“My brother passed away a couple of years ago. He had been farming the home farm, which had been left to him under our late father’s will, all his life. My nephew had been helping my brother on the farm during his later years, as my brother was not married and had no children. My nephew has continued farming the land since my brother died. I doubt my brother made a will, but presume something has to be done to deal with his assets. Have you any advice?”

First of all, sympathies on the passing of your brother. It is a difficult task to deal with a deceased family member’s affairs, especially when their nearest next of kin comprises surviving brothers and sisters. It can be a sensitive issue enquiring about a late relative’s affairs, but this will have to be attended to sooner rather than later.

Firstly, you should try to establish whether your late brother made a will. If he did, his estate will be divided up according to his instructions under his will. You should make enquiries with the solicitor who dealt with your family’s affairs. If that solicitor does not hold a will, they can make enquiries with other local solicitors, and if necessary publish a notice in the Law Society Gazette, which is circulated to all solicitors in the country. Once these enquiries have been made, if no will is found, your late uncle’s estate would then be distributed under the rules of intestacy.

Intestacy

Essentially, those rules provide that if your late uncle died without leaving a spouse, issue (child) or parent, the estate would be divided up among brothers and sisters in equal shares. If any brother or sister died before your late uncle but left children, then those children take their late parent’s share equally.
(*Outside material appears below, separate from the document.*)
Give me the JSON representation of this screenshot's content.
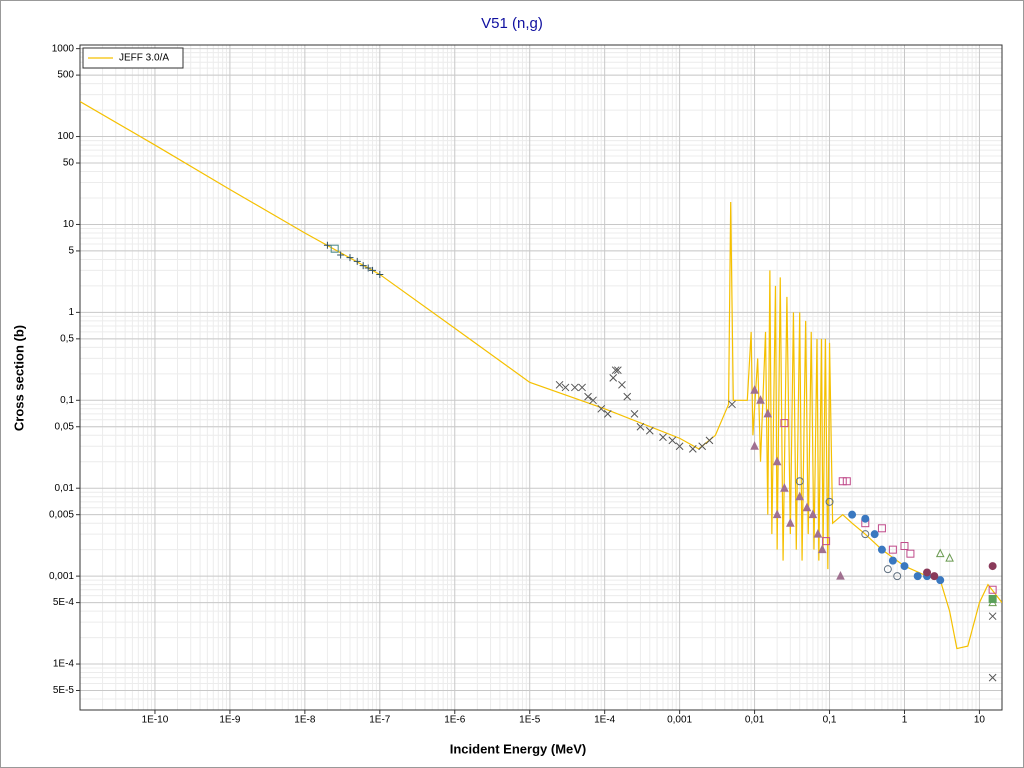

An important consequence of the right to take a share in the estate of a deceased is that it also confers on those persons entitled (the brothers and sisters in this case) a right to extract a grant of administration intestate whereby one or more of the beneficiaries would become the legal representative of the estate. This is similar to the role of an executor under a will.

Normally, the beneficiaries come to an agreement for one person to be appointed. In the absence of agreement, it is possible to make an application to the court to have an independent person appointed, but this should be avoided if possible as it adds costs to the administration of the estate, depleting the assets available for distribution to the beneficiaries.
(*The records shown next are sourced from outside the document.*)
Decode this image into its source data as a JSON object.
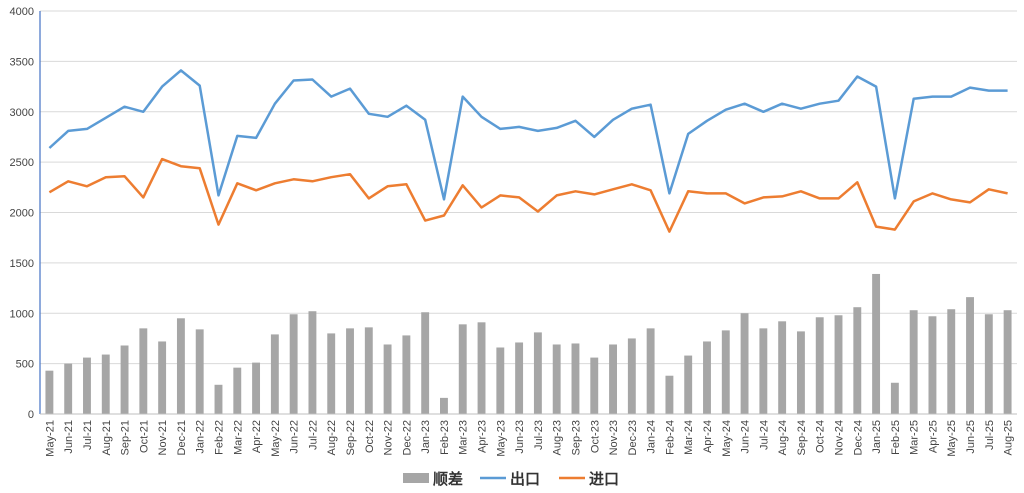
{
  "chart_data": {
    "type": "bar",
    "categories": [
      "May-21",
      "Jun-21",
      "Jul-21",
      "Aug-21",
      "Sep-21",
      "Oct-21",
      "Nov-21",
      "Dec-21",
      "Jan-22",
      "Feb-22",
      "Mar-22",
      "Apr-22",
      "May-22",
      "Jun-22",
      "Jul-22",
      "Aug-22",
      "Sep-22",
      "Oct-22",
      "Nov-22",
      "Dec-22",
      "Jan-23",
      "Feb-23",
      "Mar-23",
      "Apr-23",
      "May-23",
      "Jun-23",
      "Jul-23",
      "Aug-23",
      "Sep-23",
      "Oct-23",
      "Nov-23",
      "Dec-23",
      "Jan-24",
      "Feb-24",
      "Mar-24",
      "Apr-24",
      "May-24",
      "Jun-24",
      "Jul-24",
      "Aug-24",
      "Sep-24",
      "Oct-24",
      "Nov-24",
      "Dec-24",
      "Jan-25",
      "Feb-25",
      "Mar-25",
      "Apr-25",
      "May-25",
      "Jun-25",
      "Jul-25",
      "Aug-25"
    ],
    "series": [
      {
        "name": "顺差",
        "type": "bar",
        "color": "#a6a6a6",
        "values": [
          430,
          500,
          560,
          590,
          680,
          850,
          720,
          950,
          840,
          290,
          460,
          510,
          790,
          990,
          1020,
          800,
          850,
          860,
          690,
          780,
          1010,
          160,
          890,
          910,
          660,
          710,
          810,
          690,
          700,
          560,
          690,
          750,
          850,
          380,
          580,
          720,
          830,
          1000,
          850,
          920,
          820,
          960,
          980,
          1060,
          1390,
          310,
          1030,
          970,
          1040,
          1160,
          990,
          1030
        ]
      },
      {
        "name": "出口",
        "type": "line",
        "color": "#5b9bd5",
        "values": [
          2640,
          2810,
          2830,
          2940,
          3050,
          3000,
          3250,
          3410,
          3260,
          2170,
          2760,
          2740,
          3080,
          3310,
          3320,
          3150,
          3230,
          2980,
          2950,
          3060,
          2920,
          2130,
          3150,
          2950,
          2830,
          2850,
          2810,
          2840,
          2910,
          2750,
          2920,
          3030,
          3070,
          2190,
          2780,
          2910,
          3020,
          3080,
          3000,
          3080,
          3030,
          3080,
          3110,
          3350,
          3250,
          2140,
          3130,
          3150,
          3150,
          3240,
          3210,
          3210
        ]
      },
      {
        "name": "进口",
        "type": "line",
        "color": "#ed7d31",
        "values": [
          2200,
          2310,
          2260,
          2350,
          2360,
          2150,
          2530,
          2460,
          2440,
          1880,
          2290,
          2220,
          2290,
          2330,
          2310,
          2350,
          2380,
          2140,
          2260,
          2280,
          1920,
          1970,
          2270,
          2050,
          2170,
          2150,
          2010,
          2170,
          2210,
          2180,
          2230,
          2280,
          2220,
          1810,
          2210,
          2190,
          2190,
          2090,
          2150,
          2160,
          2210,
          2140,
          2140,
          2300,
          1860,
          1830,
          2110,
          2190,
          2130,
          2100,
          2230,
          2190
        ]
      }
    ],
    "title": "",
    "xlabel": "",
    "ylabel": "",
    "ylim": [
      0,
      4000
    ],
    "yticks": [
      "0",
      "500",
      "1000",
      "1500",
      "2000",
      "2500",
      "3000",
      "3500",
      "4000"
    ],
    "grid": "horizontal",
    "legend": "bottom-center",
    "gridColor": "#d9d9d9",
    "axisColor": "#4472c4"
  }
}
The legal personal representative, once appointed, can apply for a grant of administration intestate. This is the legal document which issues from the High Court Probate Office allowing the personal representative to collect all assets of the deceased and administer the estate.

Until this is issued, the personal representative is generally unable to deal with the assets owned by the deceased person. The estate is said to be vested in the president of the High Court until then.

Although the law allows one year from the date of death for a personal representative to give beneficiaries what is due to them, the time it actually takes to finalise matters depends on the circumstances of the individual case. It will usually be upwards of three months before a grant of representation issues.

It is important to be familiar with time limits in which to administer your late brother’s estate. Beneficiaries generally have six years in order to bring a claim against a personal representative to administer an estate.

Assuming the cause of action accrued on the death of your late uncle, the beneficiaries have six years from the date of your uncle’s death to bring an action to enforce their succession rights. So unless a personal representative is appointed within six years, the beneficiaries’ right to claim their share in the estate of your late uncle may become statute-barred.

I note that you mention that your nephew is in possession of the land. It would be important to have a personal representative appointed quickly to ensure that your nephew does not claim squatter’s rights.

Personal representatives have 12 years from the date of accrual of the right of action to recover assets of the deceased from a person claiming squatter’s rights. Beneficiaries would not be entitled to sue for the recovery of land which a squatter may be trying to claim, as it is the personal representative who holds the estate as trustee for the beneficiaries. Thus, a personal representative will need to be appointed and a grant of letters of administration taken out by him/her to enable recovery of possession of the land from the potential squatter.

Where no letters of administration are taken out, the property is vestsed in the president of the High Court, who is statute-barred after 12 years. Even so, the claim of beneficiaries against a personal representative would be statute-barred after six years. A subsequent grant of letters of administration does not revive this period.

This highlights the importance of taking steps to try and administer your late uncle’s estate sooner rather than later to protect the interests of any beneficiaries.